# Kimberley Echidna



## longqi (Jan 5, 2013)

Echidna find rewrites natural history books

Ok all you keen herpers
Here is an interesting bit of info
Probably more chance of a herper finding one than anyone else


----------



## Renenet (Jan 5, 2013)

Interesting. Thanks for sharing the link, Longqi.


----------



## spongebob (Jan 5, 2013)

Yes this is very interesting. I wonder if there is any recent aboriginal lore on their existence?


----------



## longqi (Jan 5, 2013)

spongebob said:


> Yes this is very interesting. I wonder if there is any recent aboriginal lore on their existence?



That is where any investigation would need to start

Considering the distance between Kimberleys and PNG I would would think there are probably fairly big differences
between these and the PNG ones??


----------



## SteveNT (Jan 5, 2013)

There are many paintings of long beaks in Western Arnhem (all in hematite though, indicating significant antiquity), some of the best are along the East Alligator above Cahills Crossing.

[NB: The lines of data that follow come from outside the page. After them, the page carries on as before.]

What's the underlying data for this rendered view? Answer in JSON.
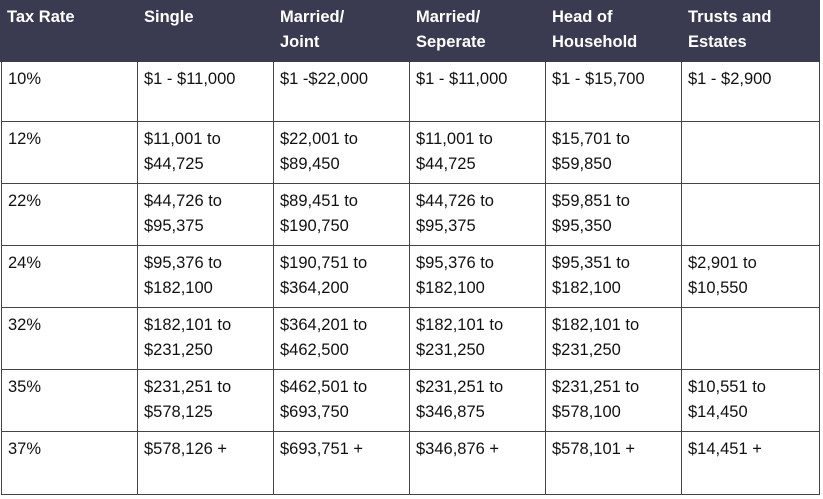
{
  "table": {
    "header": [
      [
        "Tax Rate"
      ],
      [
        "Single"
      ],
      [
        "Married/",
        "Joint"
      ],
      [
        "Married/",
        "Seperate"
      ],
      [
        "Head of",
        "Household"
      ],
      [
        "Trusts and",
        "Estates"
      ]
    ],
    "rows": [
      [
        [
          "10%"
        ],
        [
          "$1 - $11,000"
        ],
        [
          "$1 -$22,000"
        ],
        [
          "$1 - $11,000"
        ],
        [
          "$1 - $15,700"
        ],
        [
          "$1 - $2,900"
        ]
      ],
      [
        [
          "12%"
        ],
        [
          "$11,001 to",
          "$44,725"
        ],
        [
          "$22,001 to",
          "$89,450"
        ],
        [
          "$11,001 to",
          "$44,725"
        ],
        [
          "$15,701 to",
          "$59,850"
        ],
        null
      ],
      [
        [
          "22%"
        ],
        [
          "$44,726 to",
          "$95,375"
        ],
        [
          "$89,451 to",
          "$190,750"
        ],
        [
          "$44,726 to",
          "$95,375"
        ],
        [
          "$59,851 to",
          "$95,350"
        ],
        null
      ],
      [
        [
          "24%"
        ],
        [
          "$95,376 to",
          "$182,100"
        ],
        [
          "$190,751 to",
          "$364,200"
        ],
        [
          "$95,376 to",
          "$182,100"
        ],
        [
          "$95,351 to",
          "$182,100"
        ],
        [
          "$2,901 to",
          "$10,550"
        ]
      ],
      [
        [
          "32%"
        ],
        [
          "$182,101 to",
          "$231,250"
        ],
        [
          "$364,201 to",
          "$462,500"
        ],
        [
          "$182,101 to",
          "$231,250"
        ],
        [
          "$182,101 to",
          "$231,250"
        ],
        null
      ],
      [
        [
          "35%"
        ],
        [
          "$231,251 to",
          "$578,125"
        ],
        [
          "$462,501 to",
          "$693,750"
        ],
        [
          "$231,251 to",
          "$346,875"
        ],
        [
          "$231,251 to",
          "$578,100"
        ],
        [
          "$10,551 to",
          "$14,450"
        ]
      ],
      [
        [
          "37%"
        ],
        [
          "$578,126 +"
        ],
        [
          "$693,751 +"
        ],
        [
          "$346,876 +"
        ],
        [
          "$578,101 +"
        ],
        [
          "$14,451 +"
        ]
      ]
    ]
  }
}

They (echidnas) are a prized gastronomic delight with Countrymen and given the differences between the Ozzy standard and the long beaks they would know if they are still around. But dont ask dont get. Look up the story of the supposedly extinct Golden Bandicoot.


----------



## Renenet (Jan 6, 2013)

Here's a link to the paper: Twentieth century occurrence of the Long-Beaked Echidna Zaglossus bruijnii in the Kimberley region of Australia - Pensoft

Will have to read it later today. They have asked the local Aboriginal people, some of whom have possible memories of this animal.


----------